El libro no se encarga de narrar acciones extraordinarias ni grandes gestas. Por el contrario, sigue el paso a desplazamientos anodinos, a viajes y permutaciones ordinarias. En la literatura abundan las descripciones sobre las amplias movilidades, sobre las formas de vida de las élites globales, sobre su capacidad para construir sus identidades extendidas a través de países y continentes. En razón de esa acumulación de relatos sobre sus particulares movilidades, se tiende a difundir una imagen, acaso distorsionada, o poco incompleta, de las formas de desplazamientos que constituyen al mundo presente. Desde las experiencias de vida de estas élites globales, se han intentado imponer modelos de lectura de las sociedades presentes que, sin embargo, resultan harto incompletos. Hacia la periferia, por el contrario, intenta poner el foco de atención en otros viajes, en lo que podemos llamar las micromovilidades, en los incesantes desplazamientos de las otras poblaciones que, por un cambio sustancial en la forma de constituirse los sistemas políticos y económicos del presente, encarnan una ciudadanía excéntrica.

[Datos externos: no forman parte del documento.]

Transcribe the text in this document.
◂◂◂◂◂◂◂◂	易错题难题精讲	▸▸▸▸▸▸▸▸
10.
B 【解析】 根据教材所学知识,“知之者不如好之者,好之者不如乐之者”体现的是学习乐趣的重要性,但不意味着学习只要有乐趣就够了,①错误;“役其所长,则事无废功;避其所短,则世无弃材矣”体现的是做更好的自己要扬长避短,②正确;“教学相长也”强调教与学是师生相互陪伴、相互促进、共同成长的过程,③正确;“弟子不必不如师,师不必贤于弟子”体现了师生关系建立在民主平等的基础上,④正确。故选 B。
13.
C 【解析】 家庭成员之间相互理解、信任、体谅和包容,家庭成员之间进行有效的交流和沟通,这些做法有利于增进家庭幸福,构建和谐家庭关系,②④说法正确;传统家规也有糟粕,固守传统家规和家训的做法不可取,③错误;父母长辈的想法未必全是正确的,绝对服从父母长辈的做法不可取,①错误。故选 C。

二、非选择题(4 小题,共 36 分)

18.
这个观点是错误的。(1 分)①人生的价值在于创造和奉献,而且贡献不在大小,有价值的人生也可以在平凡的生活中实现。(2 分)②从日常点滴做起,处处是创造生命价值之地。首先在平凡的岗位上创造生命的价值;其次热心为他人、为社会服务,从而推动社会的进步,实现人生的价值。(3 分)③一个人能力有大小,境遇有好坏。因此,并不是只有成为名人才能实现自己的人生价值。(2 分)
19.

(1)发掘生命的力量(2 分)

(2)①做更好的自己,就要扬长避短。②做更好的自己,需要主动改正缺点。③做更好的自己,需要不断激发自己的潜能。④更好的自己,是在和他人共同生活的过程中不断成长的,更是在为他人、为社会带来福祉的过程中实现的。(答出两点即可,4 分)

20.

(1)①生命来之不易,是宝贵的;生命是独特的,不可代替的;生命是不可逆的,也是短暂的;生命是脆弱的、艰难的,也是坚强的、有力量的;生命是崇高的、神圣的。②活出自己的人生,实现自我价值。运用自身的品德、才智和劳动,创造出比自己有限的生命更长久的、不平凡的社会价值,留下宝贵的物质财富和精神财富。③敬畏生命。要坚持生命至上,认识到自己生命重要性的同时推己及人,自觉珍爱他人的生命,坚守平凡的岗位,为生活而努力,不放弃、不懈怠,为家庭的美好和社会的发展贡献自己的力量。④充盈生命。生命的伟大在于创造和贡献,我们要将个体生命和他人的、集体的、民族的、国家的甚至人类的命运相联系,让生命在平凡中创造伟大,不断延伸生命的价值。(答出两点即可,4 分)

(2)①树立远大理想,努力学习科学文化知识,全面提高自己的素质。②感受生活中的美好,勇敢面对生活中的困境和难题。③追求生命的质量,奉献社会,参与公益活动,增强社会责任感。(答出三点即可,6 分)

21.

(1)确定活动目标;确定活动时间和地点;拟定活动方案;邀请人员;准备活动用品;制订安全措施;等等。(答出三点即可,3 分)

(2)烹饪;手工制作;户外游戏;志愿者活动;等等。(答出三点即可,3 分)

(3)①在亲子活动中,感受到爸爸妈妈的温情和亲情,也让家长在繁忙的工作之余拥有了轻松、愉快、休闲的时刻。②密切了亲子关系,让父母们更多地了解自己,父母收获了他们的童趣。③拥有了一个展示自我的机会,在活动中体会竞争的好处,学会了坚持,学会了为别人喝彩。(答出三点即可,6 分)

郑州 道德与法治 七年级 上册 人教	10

Este libro no habla así de grandes gestas, pero sí de movilidades modestas y cotidianas; refiere las pequeñas proezas con las que se consiguen hacer vivibles, de forma inestable, esos lugares cada vez más vastos que se sitúan a las orillas de las ciudades. A partir de una mirada lanzada desde el centro, desde esas amplias movilidades, o desde unas élites que constituyen el poder, las poblaciones periféricas por fuerza se ven alienadas, ajenas a las formas predominantes de apropiarse de recursos políticos, económicos o territoriales. Así, la periferia ha sido considerada como vacío, como un espacio tan deteriorado o abstracto difícilmente apropiable. Sin embargo, la mirada tiene que salir y residir en la misma periferia. Es preferible abandonar esos cánones explicativos sobre las amplias movilidades, sobre las formas de apropiación y consumo de aquellas élites globales, para rescatar otro tipo de aproximación que sea capaz de mostrar cómo hay vida en esos intersticios, cómo se tejen proyectos al seno de las movilidades periféricas.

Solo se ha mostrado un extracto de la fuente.